We were recently reminded of a sporting analogy that is particularly relevant for financial planning and investing – the penalty shoot-out in football. Taking a penalty is a bit like investing as there is an offset of risk versus reward.

In the context of investing, it’s the decision of the goalkeeper that is most relevant. That is, the goalkeeper can decide to dive either left or right or to stand still during a penalty shoot-out. By diving either left or right, they often feel they’re being more active in trying to save a goal, while standing still could be seen as passive and therefore not trying.

Interestingly, there are studies that show nearly 30% of penalty kicks are directed towards the central third of the goal, yet the number of times a goalkeeper stands still is very low. They often make the wrong choice and the opponent scores the goal.

What’s the lesson here for investors? Statistically speaking, standing still when you don’t know which way the markets will turn is often the best option.

Stay focused on the long-term

We know things have been quite uncomfortable for a lot of investors during the past six months, and we can’t yet see an end in sight for the current pandemic. We do know, however, that one of the best answers when it comes to what to do with your investments is to continue following good investment principles.

Stay focused on your long-term goals and always have a well-diversified portfolio. As we have seen, financial markets are inherently unpredictable and it’s impossible to ‘time’ the market. Even experienced investors can feel uncomfortable staying invested during particularly volatile times, but such discipline normally results in better returns over time.

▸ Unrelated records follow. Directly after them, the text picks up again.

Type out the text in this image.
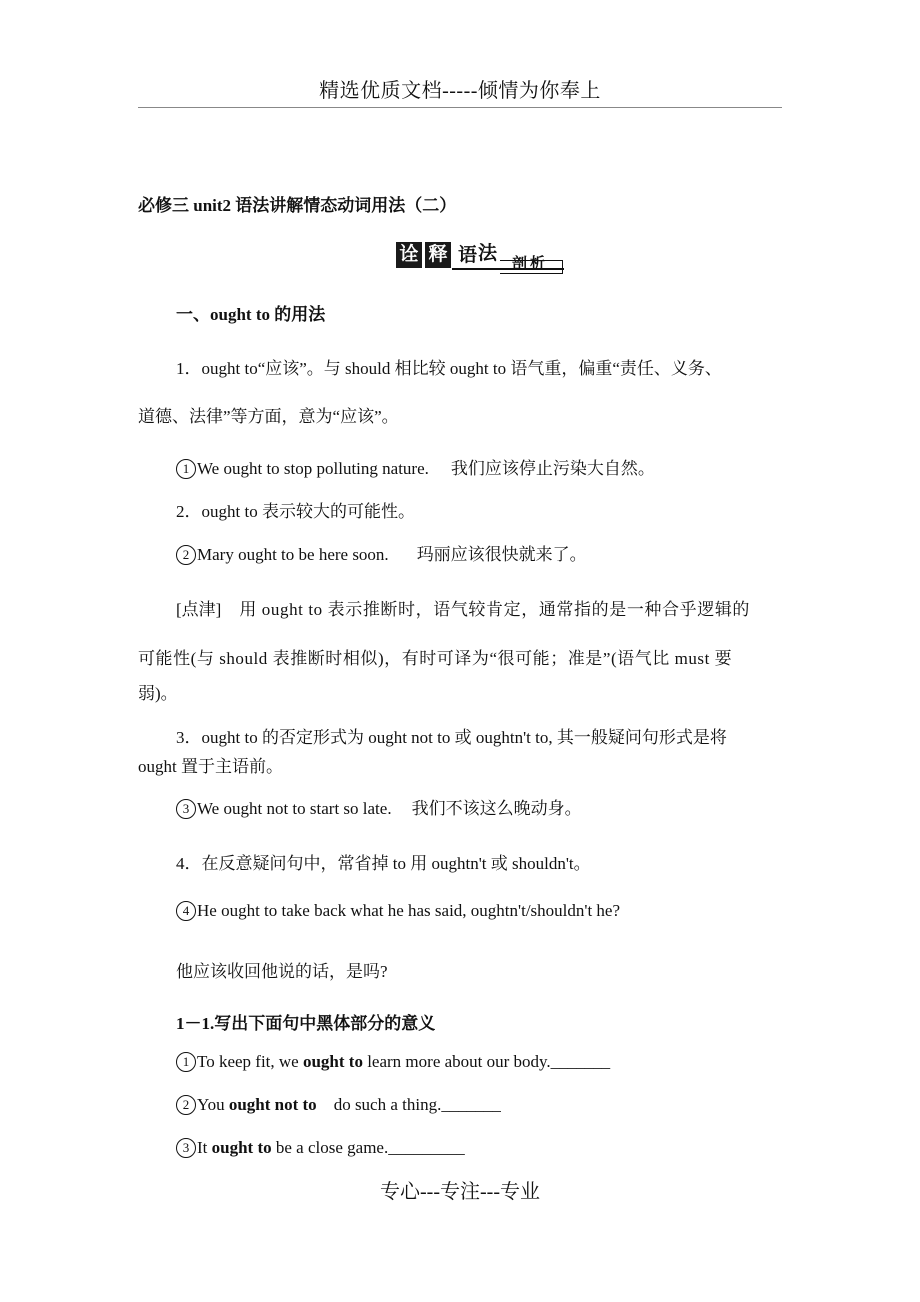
精选优质文档-----倾情为你奉上
必修三 unit2 语法讲解情态动词用法（二）
诠 释 语 法 剖 析
一、ought to 的用法
1．ought to“应该”。与 should 相比较 ought to 语气重，偏重“责任、义务、
道德、法律”等方面，意为“应该”。
1 We ought to stop polluting nature. 我们应该停止污染大自然。
2．ought to 表示较大的可能性。
2 Mary ought to be here soon. 玛丽应该很快就来了。
[点津] 用 ought to 表示推断时，语气较肯定，通常指的是一种合乎逻辑的
可能性(与 should 表推断时相似)，有时可译为“很可能；准是”(语气比 must 要
弱)。
3．ought to 的否定形式为 ought not to 或 oughtn't to, 其一般疑问句形式是将
ought 置于主语前。
3 We ought not to start so late. 我们不该这么晚动身。
4．在反意疑问句中，常省掉 to 用 oughtn't 或 shouldn't。
4 He ought to take back what he has said, oughtn't/shouldn't he?
他应该收回他说的话，是吗?
1－1.写出下面句中黑体部分的意义
1 To keep fit, we ought to learn more about our body._______
2 You ought not to    do such a thing._______
3 It ought to be a close game._________
专心---专注---专业
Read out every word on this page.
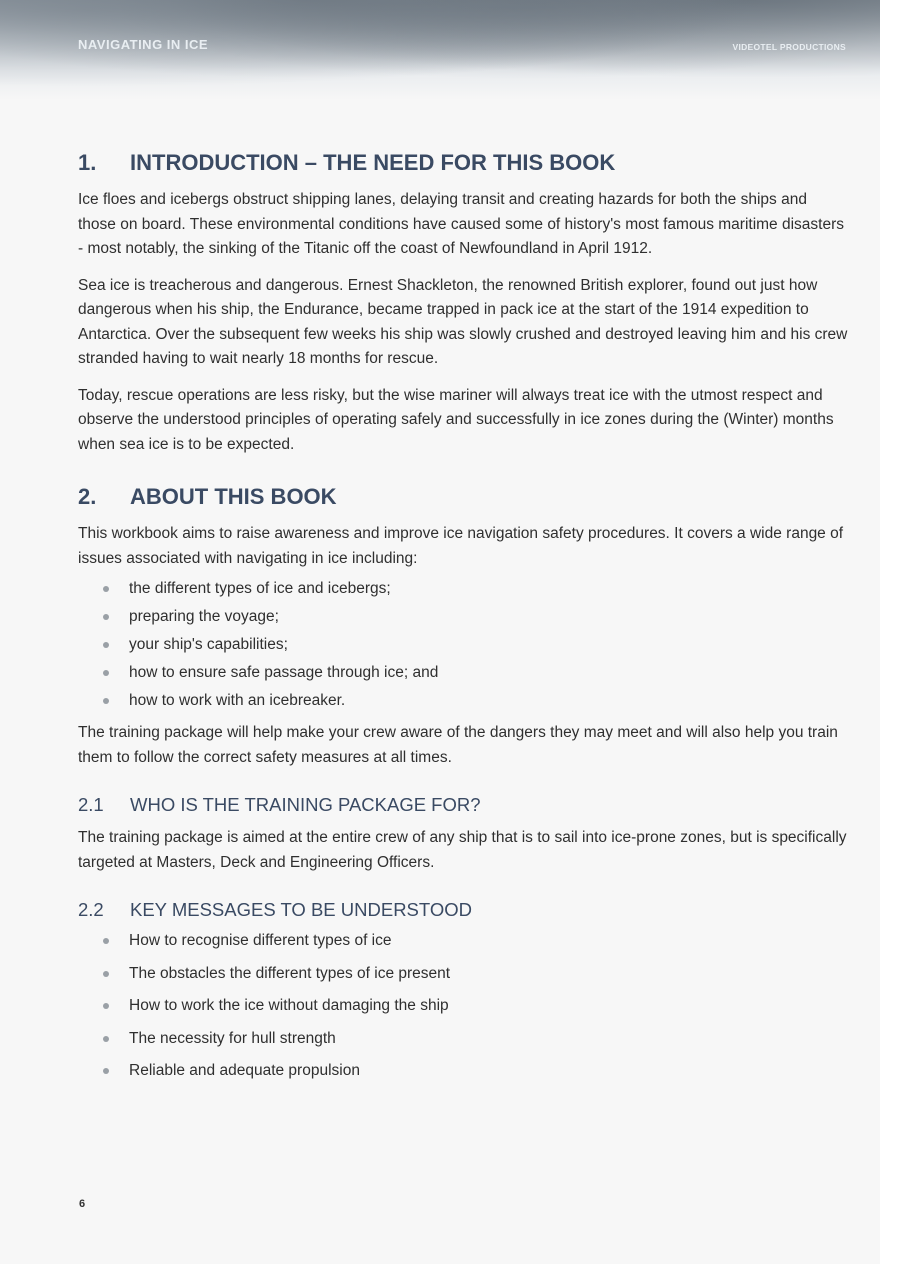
NAVIGATING IN ICE	VIDEOTEL PRODUCTIONS
1.	INTRODUCTION – THE NEED FOR THIS BOOK

Ice floes and icebergs obstruct shipping lanes, delaying transit and creating hazards for both the ships and those on board. These environmental conditions have caused some of history's most famous maritime disasters - most notably, the sinking of the Titanic off the coast of Newfoundland in April 1912.

Sea ice is treacherous and dangerous. Ernest Shackleton, the renowned British explorer, found out just how dangerous when his ship, the Endurance, became trapped in pack ice at the start of the 1914 expedition to Antarctica. Over the subsequent few weeks his ship was slowly crushed and destroyed leaving him and his crew stranded having to wait nearly 18 months for rescue.

Today, rescue operations are less risky, but the wise mariner will always treat ice with the utmost respect and observe the understood principles of operating safely and successfully in ice zones during the (Winter) months when sea ice is to be expected.

2.	ABOUT THIS BOOK

This workbook aims to raise awareness and improve ice navigation safety procedures. It covers a wide range of issues associated with navigating in ice including:

the different types of ice and icebergs;
preparing the voyage;
your ship's capabilities;
how to ensure safe passage through ice; and
how to work with an icebreaker.

The training package will help make your crew aware of the dangers they may meet and will also help you train them to follow the correct safety measures at all times.

2.1	WHO IS THE TRAINING PACKAGE FOR?

The training package is aimed at the entire crew of any ship that is to sail into ice-prone zones, but is specifically targeted at Masters, Deck and Engineering Officers.

2.2	KEY MESSAGES TO BE UNDERSTOOD
How to recognise different types of ice
The obstacles the different types of ice present
How to work the ice without damaging the ship
The necessity for hull strength
Reliable and adequate propulsion
6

Keep in mind that after the market fall of 2008, short-term negative reactions in markets were later followed by a much stronger longer-term recovery. If you stay invested, the discomfort you feel should only be temporary. We have already seen the markets rapidly climb after the crash in March.

As we mentioned above, one of the best things you can do is maintain a diversified portfolio. A good financial adviser will help you seek out the shares most likely to generate wealth over the long-term.

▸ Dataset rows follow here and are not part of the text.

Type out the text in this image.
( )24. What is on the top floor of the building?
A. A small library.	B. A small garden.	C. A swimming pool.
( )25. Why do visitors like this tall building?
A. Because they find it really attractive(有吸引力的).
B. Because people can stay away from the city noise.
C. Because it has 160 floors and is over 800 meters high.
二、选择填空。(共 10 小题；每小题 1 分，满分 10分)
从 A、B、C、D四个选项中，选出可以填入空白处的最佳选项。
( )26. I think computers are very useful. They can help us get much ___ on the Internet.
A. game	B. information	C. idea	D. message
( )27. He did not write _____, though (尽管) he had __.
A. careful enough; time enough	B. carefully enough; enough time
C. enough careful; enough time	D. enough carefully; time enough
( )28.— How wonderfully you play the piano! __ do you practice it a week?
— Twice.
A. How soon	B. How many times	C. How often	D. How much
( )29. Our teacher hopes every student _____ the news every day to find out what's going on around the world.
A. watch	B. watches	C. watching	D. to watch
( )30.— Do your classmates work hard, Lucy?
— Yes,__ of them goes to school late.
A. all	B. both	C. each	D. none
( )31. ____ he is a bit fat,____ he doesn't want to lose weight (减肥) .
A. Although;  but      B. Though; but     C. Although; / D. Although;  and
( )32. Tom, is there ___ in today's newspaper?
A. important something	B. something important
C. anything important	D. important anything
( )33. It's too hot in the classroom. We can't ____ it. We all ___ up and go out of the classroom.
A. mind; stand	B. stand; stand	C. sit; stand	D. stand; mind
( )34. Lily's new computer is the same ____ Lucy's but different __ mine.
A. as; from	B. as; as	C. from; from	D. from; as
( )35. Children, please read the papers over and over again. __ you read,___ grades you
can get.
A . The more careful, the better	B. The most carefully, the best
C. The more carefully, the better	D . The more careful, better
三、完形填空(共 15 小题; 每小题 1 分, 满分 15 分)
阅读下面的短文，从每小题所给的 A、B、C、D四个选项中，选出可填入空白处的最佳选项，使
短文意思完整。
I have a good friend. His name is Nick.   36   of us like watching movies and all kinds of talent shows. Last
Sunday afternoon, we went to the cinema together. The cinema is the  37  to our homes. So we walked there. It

Don’t miss out on the best performing days

Understandably, some clients are keen to jump ship the minute markets turn volatile, especially when there’s no end in sight for something as significant as a pandemic.

However, keep in mind what you risk losing if you miss the best performing days. As you can see below, if you miss the best five days during a bull market, you could lose thousands:

how to review performance

Quilter Investors as at 31 December 2019. Based on an initial investment of £10,000 into the MSCI World Index over the period 31 December 1999 to 31 December 2019. Gross return in pounds sterling. The information provided is for illustrative purposes only and doesn’t represent the past performance of any particular investment. It is not possible to invest directly into the MSCI World Index.

Stick to your plan

It’s important you don’t lose sight of your long-term financial goals and rush to make decisions based on emotion. Selling in a hurry or withdrawing from the market completely is the wrong thing to do. Especially if you planned to be invested in the long-term.

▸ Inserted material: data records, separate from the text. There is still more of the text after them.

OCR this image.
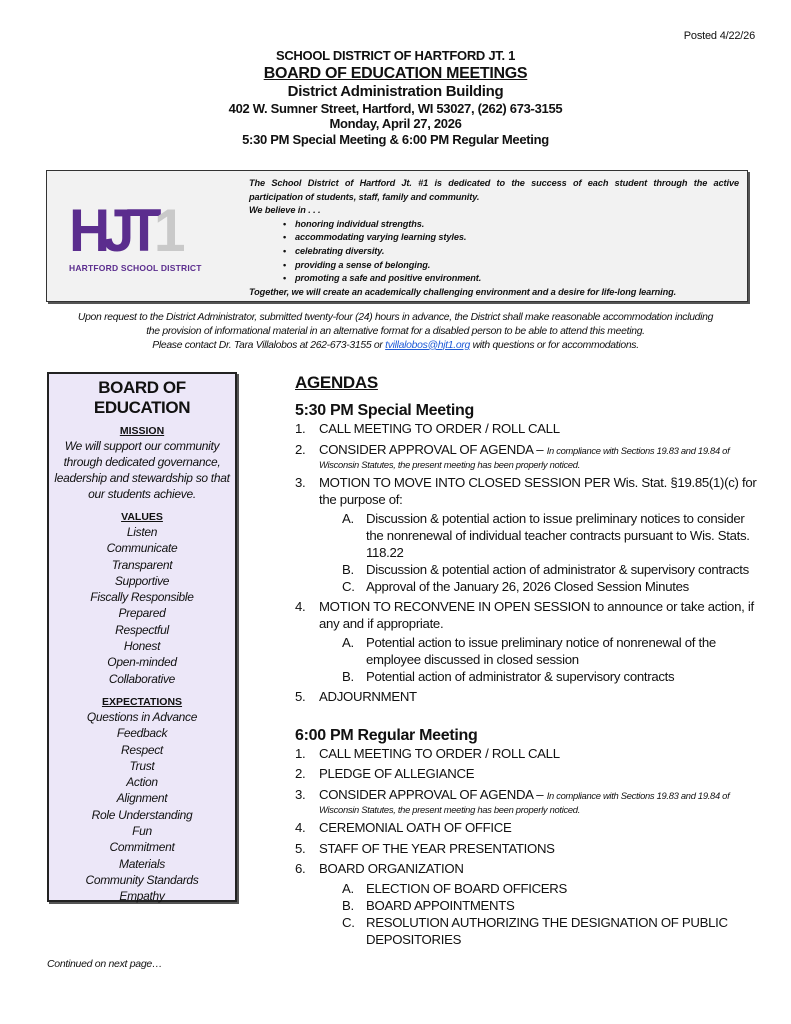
Posted 4/22/26
SCHOOL DISTRICT OF HARTFORD JT. 1
BOARD OF EDUCATION MEETINGS
District Administration Building
402 W. Sumner Street, Hartford, WI 53027, (262) 673-3155
Monday, April 27, 2026
5:30 PM Special Meeting & 6:00 PM Regular Meeting
HJT1
HARTFORD SCHOOL DISTRICT
The School District of Hartford Jt. #1 is dedicated to the success of each student through the active
participation of students, staff, family and community.
We believe in . . .
• honoring individual strengths.
• accommodating varying learning styles.
• celebrating diversity.
• providing a sense of belonging.
• promoting a safe and positive environment.
Together, we will create an academically challenging environment and a desire for life-long learning.
Upon request to the District Administrator, submitted twenty-four (24) hours in advance, the District shall make reasonable accommodation including
the provision of informational material in an alternative format for a disabled person to be able to attend this meeting.
Please contact Dr. Tara Villalobos at 262-673-3155 or tvillalobos@hjt1.org with questions or for accommodations.
BOARD OF EDUCATION
MISSION
We will support our community through dedicated governance, leadership and stewardship so that our students achieve.
VALUES
Listen
Communicate
Transparent
Supportive
Fiscally Responsible
Prepared
Respectful
Honest
Open-minded
Collaborative
EXPECTATIONS
Questions in Advance
Feedback
Respect
Trust
Action
Alignment
Role Understanding
Fun
Commitment
Materials
Community Standards
Empathy
Continued on next page…
AGENDAS
5:30 PM Special Meeting
1. CALL MEETING TO ORDER / ROLL CALL
2. CONSIDER APPROVAL OF AGENDA – In compliance with Sections 19.83 and 19.84 of
Wisconsin Statutes, the present meeting has been properly noticed.
3. MOTION TO MOVE INTO CLOSED SESSION PER Wis. Stat. §19.85(1)(c) for the purpose of:
A. Discussion & potential action to issue preliminary notices to consider the nonrenewal of individual teacher contracts pursuant to Wis. Stats. 118.22
B. Discussion & potential action of administrator & supervisory contracts
C. Approval of the January 26, 2026 Closed Session Minutes
4. MOTION TO RECONVENE IN OPEN SESSION to announce or take action, if any and if appropriate.
A. Potential action to issue preliminary notice of nonrenewal of the employee discussed in closed session
B. Potential action of administrator & supervisory contracts
5. ADJOURNMENT
6:00 PM Regular Meeting
1. CALL MEETING TO ORDER / ROLL CALL
2. PLEDGE OF ALLEGIANCE
3. CONSIDER APPROVAL OF AGENDA – In compliance with Sections 19.83 and 19.84 of
Wisconsin Statutes, the present meeting has been properly noticed.
4. CEREMONIAL OATH OF OFFICE
5. STAFF OF THE YEAR PRESENTATIONS
6. BOARD ORGANIZATION
A. ELECTION OF BOARD OFFICERS
B. BOARD APPOINTMENTS
C. RESOLUTION AUTHORIZING THE DESIGNATION OF PUBLIC DEPOSITORIES
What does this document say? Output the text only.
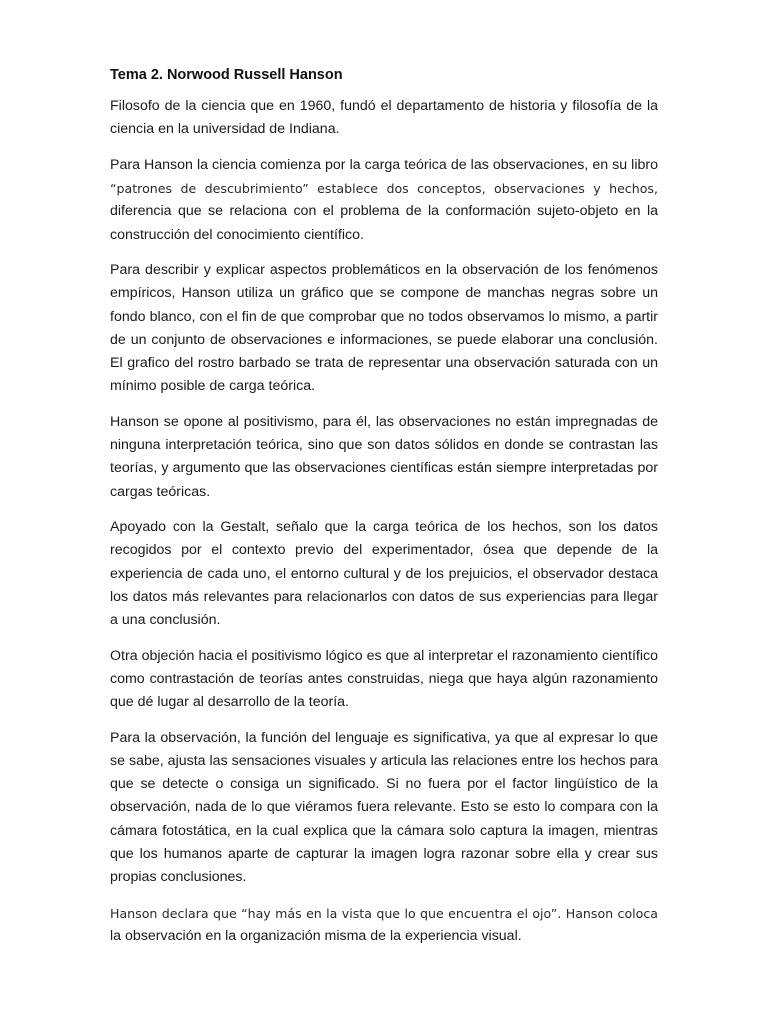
Tema 2. Norwood Russell Hanson
Filosofo de la ciencia que en 1960, fundó el departamento de historia y filosofía de la
ciencia en la universidad de Indiana.
Para Hanson la ciencia comienza por la carga teórica de las observaciones, en su libro
“patrones de descubrimiento” establece dos conceptos, observaciones y hechos,
diferencia que se relaciona con el problema de la conformación sujeto-objeto en la
construcción del conocimiento científico.
Para describir y explicar aspectos problemáticos en la observación de los fenómenos
empíricos, Hanson utiliza un gráfico que se compone de manchas negras sobre un
fondo blanco, con el fin de que comprobar que no todos observamos lo mismo, a partir
de un conjunto de observaciones e informaciones, se puede elaborar una conclusión.
El grafico del rostro barbado se trata de representar una observación saturada con un
mínimo posible de carga teórica.
Hanson se opone al positivismo, para él, las observaciones no están impregnadas de
ninguna interpretación teórica, sino que son datos sólidos en donde se contrastan las
teorías, y argumento que las observaciones científicas están siempre interpretadas por
cargas teóricas.
Apoyado con la Gestalt, señalo que la carga teórica de los hechos, son los datos
recogidos por el contexto previo del experimentador, ósea que depende de la
experiencia de cada uno, el entorno cultural y de los prejuicios, el observador destaca
los datos más relevantes para relacionarlos con datos de sus experiencias para llegar
a una conclusión.
Otra objeción hacia el positivismo lógico es que al interpretar el razonamiento científico
como contrastación de teorías antes construidas, niega que haya algún razonamiento
que dé lugar al desarrollo de la teoría.
Para la observación, la función del lenguaje es significativa, ya que al expresar lo que
se sabe, ajusta las sensaciones visuales y articula las relaciones entre los hechos para
que se detecte o consiga un significado. Si no fuera por el factor lingüístico de la
observación, nada de lo que viéramos fuera relevante. Esto se esto lo compara con la
cámara fotostática, en la cual explica que la cámara solo captura la imagen, mientras
que los humanos aparte de capturar la imagen logra razonar sobre ella y crear sus
propias conclusiones.
Hanson declara que “hay más en la vista que lo que encuentra el ojo”. Hanson coloca
la observación en la organización misma de la experiencia visual.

While talk of a possible second wave of the coronavirus is unsettling, one of the biggest challenges to our financial success is often our own instinctive behaviours.

Doubt, fear, procrastination and overthinking are normal coping mechanisms when we’re faced with uncertainty. After all, we’re only human. However, our instinctive behaviours can prevent use from taking action or drive us to make bad financial decisions.

That is why having a financial plan and the discipline to stick to it is essential. And keep in mind yet another sporting analogy that applies to financial planning and achieving your financial goals: investing is a marathon, not a sprint.